When he’d finished, a man from the funeral home announced the location of the cemetery and informed us that people outside would be handing out maps to anyone who needed them. The pallbearers, just members of the funeral home’s staff, wheeled the casket up the aisle and we all stood to follow it out.
It was then that I saw Healey and Dobrygowski standing in the back of the room. I had really hoped to not have to see them again, and the sight of them there started me sweating. Fortunately, they filed out ahead of everyone else and were gone from the lobby by the time I reached it. But I couldn’t shake the feeling that they had come because they knew something, that they had wanted me to see them so that I could stew a little, and would be more likely to make a mistake when they actually talked to me.
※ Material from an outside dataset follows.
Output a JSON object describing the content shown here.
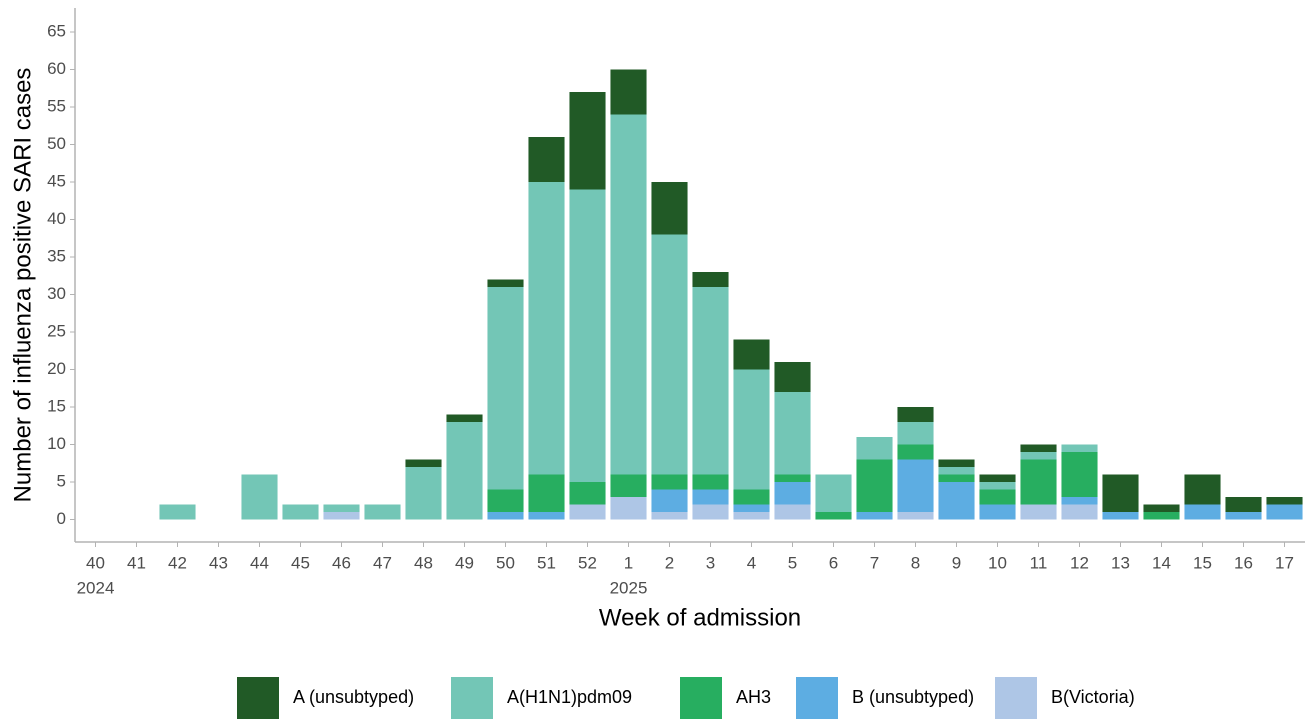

I was on edge the entire ride to the cemetery. I didn’t even attempt to talk to Mary or her parents. I told myself that
the cops were just paying their respects, that there was no other reason for them to be at the funeral. Even the police couldn’t be so cold as to arrest a man at his own son’s funeral. They probably had already gone back to work. Surely Joe’s case wasn’t the only case they were working. They felt obligated to make an appearance, but that was all it was, an appearance, and I didn’t have to worry about them anymore.
I’d just about gotten myself believing it when we pulled into the cemetery through an enormous granite archway, the wings of a black iron gate folded back into the grounds. The narrow road was just large enough for a single vehicle. The driver of the hearse expertly drove through the winding hills until he came to the Hadley plot. The large family marker, engraved with the umbrella that had made their fortune, was visible from the car, as was a four-foot pile of dirt.
And on the other side of the road, pulled off on the grass, was a black Lincoln with Healey and Dobrygowski standing up against it.
I got out of the car on the opposite side, and reached back to take Mary’s hand. My reflection in the car’s window—pallid, pinched face, shoulders hunched nervously, rumpled suit—was frightening. I looked like I had a big ‘guilty’ sign around my neck, and my only luck was that it was my son’s funeral, and I hoped the guise of mourning still masked my expression.
I focused studiously on Mary, and even when Dobrygowski gave me a wry smile and a nod, I acted as though I hadn’t seen him. We walked between the graves, picking our way up an incline towards the Hadley marker. It was shocking to see how many of the gravestones, even in the old part of the cemetery, were marked with the war years, ’43, ’44, ’45. And all of them with birth dates as much as twenty-five years after mine.